When your child is divorcing, you want to do whatever you can to help him or her through this difficult time. You may also have many questions, including questions about your grandchildren. Will they be all right? Where will they live? Most importantly, will you ever get to see them again?
The answers to those questions are, for the most part, up to your grandchildren’s parents. If you hope to maintain a close connection to your grandchildren, take care to keep your relationship with both parents friendly. Avoid getting involved in arguments or messy details. Try to be a calm harbor for your grandchildren amidst the tumultuous seas of divorce.
Grandparent visitation is largely up to the children’s parents
According to the U.S. Supreme Court, a parent has a constitutional right to make choices about the care and custody of his or her children. New Jersey courts respect that right and presume that parents’ decisions are in their children’s best interest. Judges only override parental decisions in extreme situations.

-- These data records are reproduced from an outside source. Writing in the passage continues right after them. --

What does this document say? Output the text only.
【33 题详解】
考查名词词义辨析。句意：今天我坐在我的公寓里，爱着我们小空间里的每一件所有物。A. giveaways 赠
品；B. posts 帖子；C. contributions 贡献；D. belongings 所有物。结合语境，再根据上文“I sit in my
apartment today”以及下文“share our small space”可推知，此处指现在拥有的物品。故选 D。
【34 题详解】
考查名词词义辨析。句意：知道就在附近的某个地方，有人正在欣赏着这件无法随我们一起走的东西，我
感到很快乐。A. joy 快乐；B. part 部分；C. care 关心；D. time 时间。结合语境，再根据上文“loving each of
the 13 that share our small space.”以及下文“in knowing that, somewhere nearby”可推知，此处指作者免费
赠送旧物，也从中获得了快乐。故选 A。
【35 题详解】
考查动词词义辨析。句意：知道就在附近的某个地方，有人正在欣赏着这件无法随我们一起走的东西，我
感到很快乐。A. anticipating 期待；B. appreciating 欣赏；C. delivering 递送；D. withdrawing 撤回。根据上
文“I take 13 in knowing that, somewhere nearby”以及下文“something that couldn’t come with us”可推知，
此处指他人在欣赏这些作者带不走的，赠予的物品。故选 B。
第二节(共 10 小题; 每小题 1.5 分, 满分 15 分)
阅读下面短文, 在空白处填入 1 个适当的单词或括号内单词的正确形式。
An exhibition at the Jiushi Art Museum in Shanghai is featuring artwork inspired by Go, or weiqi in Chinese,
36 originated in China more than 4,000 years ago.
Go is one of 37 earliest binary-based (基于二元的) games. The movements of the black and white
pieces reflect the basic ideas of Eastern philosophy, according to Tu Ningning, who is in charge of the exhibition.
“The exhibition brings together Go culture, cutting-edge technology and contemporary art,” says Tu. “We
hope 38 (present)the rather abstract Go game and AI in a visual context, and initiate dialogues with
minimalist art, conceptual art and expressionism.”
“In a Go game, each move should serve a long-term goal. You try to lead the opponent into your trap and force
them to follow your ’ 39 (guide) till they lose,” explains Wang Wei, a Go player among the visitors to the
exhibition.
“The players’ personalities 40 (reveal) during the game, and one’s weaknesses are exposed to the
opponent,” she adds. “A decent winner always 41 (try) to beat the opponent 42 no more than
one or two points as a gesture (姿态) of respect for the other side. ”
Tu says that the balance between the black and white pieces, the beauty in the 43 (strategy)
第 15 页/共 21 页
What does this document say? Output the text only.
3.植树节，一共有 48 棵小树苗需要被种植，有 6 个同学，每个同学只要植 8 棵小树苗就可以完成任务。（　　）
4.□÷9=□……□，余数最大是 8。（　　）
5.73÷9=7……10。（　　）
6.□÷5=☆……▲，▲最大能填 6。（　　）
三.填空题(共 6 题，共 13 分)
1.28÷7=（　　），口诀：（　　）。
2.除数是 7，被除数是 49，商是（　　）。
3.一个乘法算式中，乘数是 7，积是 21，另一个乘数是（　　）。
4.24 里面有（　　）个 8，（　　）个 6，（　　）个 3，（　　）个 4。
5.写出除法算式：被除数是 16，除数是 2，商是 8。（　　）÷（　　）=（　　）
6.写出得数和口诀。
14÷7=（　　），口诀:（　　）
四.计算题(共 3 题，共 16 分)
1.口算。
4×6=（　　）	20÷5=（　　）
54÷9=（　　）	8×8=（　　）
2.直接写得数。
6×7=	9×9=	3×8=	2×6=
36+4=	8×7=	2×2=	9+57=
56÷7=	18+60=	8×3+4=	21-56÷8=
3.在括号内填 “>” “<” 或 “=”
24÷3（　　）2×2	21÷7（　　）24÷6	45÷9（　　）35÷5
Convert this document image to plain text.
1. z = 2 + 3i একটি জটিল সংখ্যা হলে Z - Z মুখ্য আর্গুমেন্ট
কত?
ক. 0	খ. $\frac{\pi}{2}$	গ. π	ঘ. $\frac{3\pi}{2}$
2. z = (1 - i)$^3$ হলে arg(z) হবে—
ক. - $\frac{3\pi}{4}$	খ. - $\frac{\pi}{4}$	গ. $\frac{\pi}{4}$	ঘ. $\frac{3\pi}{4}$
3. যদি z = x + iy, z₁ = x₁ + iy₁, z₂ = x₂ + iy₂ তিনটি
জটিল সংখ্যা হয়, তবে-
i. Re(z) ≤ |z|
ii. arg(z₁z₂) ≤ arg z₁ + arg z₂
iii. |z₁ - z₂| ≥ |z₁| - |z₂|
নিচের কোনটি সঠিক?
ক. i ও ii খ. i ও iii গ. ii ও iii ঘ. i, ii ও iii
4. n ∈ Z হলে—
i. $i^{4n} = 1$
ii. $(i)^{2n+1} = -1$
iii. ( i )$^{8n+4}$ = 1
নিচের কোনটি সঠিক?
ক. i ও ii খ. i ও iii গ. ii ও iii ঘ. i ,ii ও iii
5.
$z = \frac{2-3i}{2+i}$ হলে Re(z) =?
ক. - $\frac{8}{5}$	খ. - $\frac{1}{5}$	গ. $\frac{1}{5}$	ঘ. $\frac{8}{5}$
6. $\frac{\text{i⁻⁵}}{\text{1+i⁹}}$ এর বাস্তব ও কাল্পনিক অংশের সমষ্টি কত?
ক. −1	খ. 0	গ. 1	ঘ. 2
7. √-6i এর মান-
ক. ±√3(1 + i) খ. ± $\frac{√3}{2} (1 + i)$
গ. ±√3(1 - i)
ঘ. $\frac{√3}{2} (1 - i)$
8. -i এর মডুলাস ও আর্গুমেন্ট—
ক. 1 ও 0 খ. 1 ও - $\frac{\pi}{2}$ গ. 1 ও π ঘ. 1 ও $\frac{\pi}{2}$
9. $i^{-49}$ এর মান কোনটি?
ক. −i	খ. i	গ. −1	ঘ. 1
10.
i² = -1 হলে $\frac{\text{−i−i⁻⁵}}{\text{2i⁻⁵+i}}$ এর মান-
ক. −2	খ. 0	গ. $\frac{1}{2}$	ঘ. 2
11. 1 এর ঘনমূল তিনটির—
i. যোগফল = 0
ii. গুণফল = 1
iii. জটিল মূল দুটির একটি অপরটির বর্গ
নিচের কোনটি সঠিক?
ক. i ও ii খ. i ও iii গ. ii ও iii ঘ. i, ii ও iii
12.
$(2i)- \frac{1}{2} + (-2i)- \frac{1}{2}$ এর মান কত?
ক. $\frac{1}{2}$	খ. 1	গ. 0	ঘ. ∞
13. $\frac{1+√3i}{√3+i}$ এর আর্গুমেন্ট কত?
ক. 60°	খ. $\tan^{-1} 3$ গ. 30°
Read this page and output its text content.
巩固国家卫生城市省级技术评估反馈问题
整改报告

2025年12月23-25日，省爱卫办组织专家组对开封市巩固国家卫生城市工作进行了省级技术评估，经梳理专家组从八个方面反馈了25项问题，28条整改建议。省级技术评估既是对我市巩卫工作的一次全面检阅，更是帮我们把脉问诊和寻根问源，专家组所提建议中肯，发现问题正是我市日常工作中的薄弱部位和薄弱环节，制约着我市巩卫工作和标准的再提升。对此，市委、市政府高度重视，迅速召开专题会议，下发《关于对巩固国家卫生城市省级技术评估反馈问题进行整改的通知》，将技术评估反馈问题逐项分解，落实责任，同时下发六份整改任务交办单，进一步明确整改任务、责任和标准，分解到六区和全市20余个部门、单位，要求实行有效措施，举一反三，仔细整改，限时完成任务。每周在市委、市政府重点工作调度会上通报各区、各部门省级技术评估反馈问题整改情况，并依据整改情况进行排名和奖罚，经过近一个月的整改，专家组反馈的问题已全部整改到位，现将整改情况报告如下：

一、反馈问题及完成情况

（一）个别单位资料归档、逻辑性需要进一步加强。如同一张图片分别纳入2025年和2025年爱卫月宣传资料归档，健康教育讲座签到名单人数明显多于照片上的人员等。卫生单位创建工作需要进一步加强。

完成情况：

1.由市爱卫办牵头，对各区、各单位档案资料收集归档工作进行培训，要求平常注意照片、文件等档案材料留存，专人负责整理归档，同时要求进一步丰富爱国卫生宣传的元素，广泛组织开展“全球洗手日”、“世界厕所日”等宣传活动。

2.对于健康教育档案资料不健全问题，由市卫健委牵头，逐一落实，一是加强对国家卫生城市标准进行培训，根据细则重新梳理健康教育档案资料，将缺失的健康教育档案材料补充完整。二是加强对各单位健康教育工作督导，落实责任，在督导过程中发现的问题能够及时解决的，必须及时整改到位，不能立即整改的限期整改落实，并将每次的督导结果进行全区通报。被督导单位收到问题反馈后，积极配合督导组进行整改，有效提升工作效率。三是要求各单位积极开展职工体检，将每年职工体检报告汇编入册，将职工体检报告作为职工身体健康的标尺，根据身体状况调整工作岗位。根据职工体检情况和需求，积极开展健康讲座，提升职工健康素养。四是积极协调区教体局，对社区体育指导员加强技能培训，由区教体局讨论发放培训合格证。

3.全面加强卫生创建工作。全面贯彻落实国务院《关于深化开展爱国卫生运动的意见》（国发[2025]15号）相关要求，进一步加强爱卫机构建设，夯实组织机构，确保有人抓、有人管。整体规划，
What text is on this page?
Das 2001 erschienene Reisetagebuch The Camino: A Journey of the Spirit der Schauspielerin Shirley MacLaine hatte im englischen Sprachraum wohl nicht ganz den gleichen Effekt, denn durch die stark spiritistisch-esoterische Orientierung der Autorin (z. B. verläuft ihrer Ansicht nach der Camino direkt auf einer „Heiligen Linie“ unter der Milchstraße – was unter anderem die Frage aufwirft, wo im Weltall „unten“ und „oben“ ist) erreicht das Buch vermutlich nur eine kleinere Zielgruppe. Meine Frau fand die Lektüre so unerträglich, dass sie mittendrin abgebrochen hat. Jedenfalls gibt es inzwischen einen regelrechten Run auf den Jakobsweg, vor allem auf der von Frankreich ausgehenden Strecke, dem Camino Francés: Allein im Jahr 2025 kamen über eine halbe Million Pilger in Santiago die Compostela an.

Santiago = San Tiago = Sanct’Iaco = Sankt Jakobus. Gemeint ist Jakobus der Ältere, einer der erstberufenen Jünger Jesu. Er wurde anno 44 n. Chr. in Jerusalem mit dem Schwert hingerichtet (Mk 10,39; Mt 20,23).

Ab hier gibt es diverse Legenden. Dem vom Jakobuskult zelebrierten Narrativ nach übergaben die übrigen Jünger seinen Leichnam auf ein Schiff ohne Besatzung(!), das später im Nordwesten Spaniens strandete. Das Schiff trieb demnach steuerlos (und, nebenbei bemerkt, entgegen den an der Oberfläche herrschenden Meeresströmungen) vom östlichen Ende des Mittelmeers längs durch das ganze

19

Grandparent visitation must be in the children’s best interests
A voluntary visitation arrangement is the easiest for everyone involved. If your grandchildren’s parents object to visitation, their decision will stand unless you prove that the children would suffer harm without the visitation. New Jersey law requires you to be specific about the alleged harm: “They might miss grandma and grandpa” is not enough. For a court to award grandparent visitation, you must also show that visitation would be in the children’s best interest.
If your grandchildren are not at risk of genuine harm, aim for mutually agreeable visits. Forcing visitation is likely to damage your relationship rather than improving it.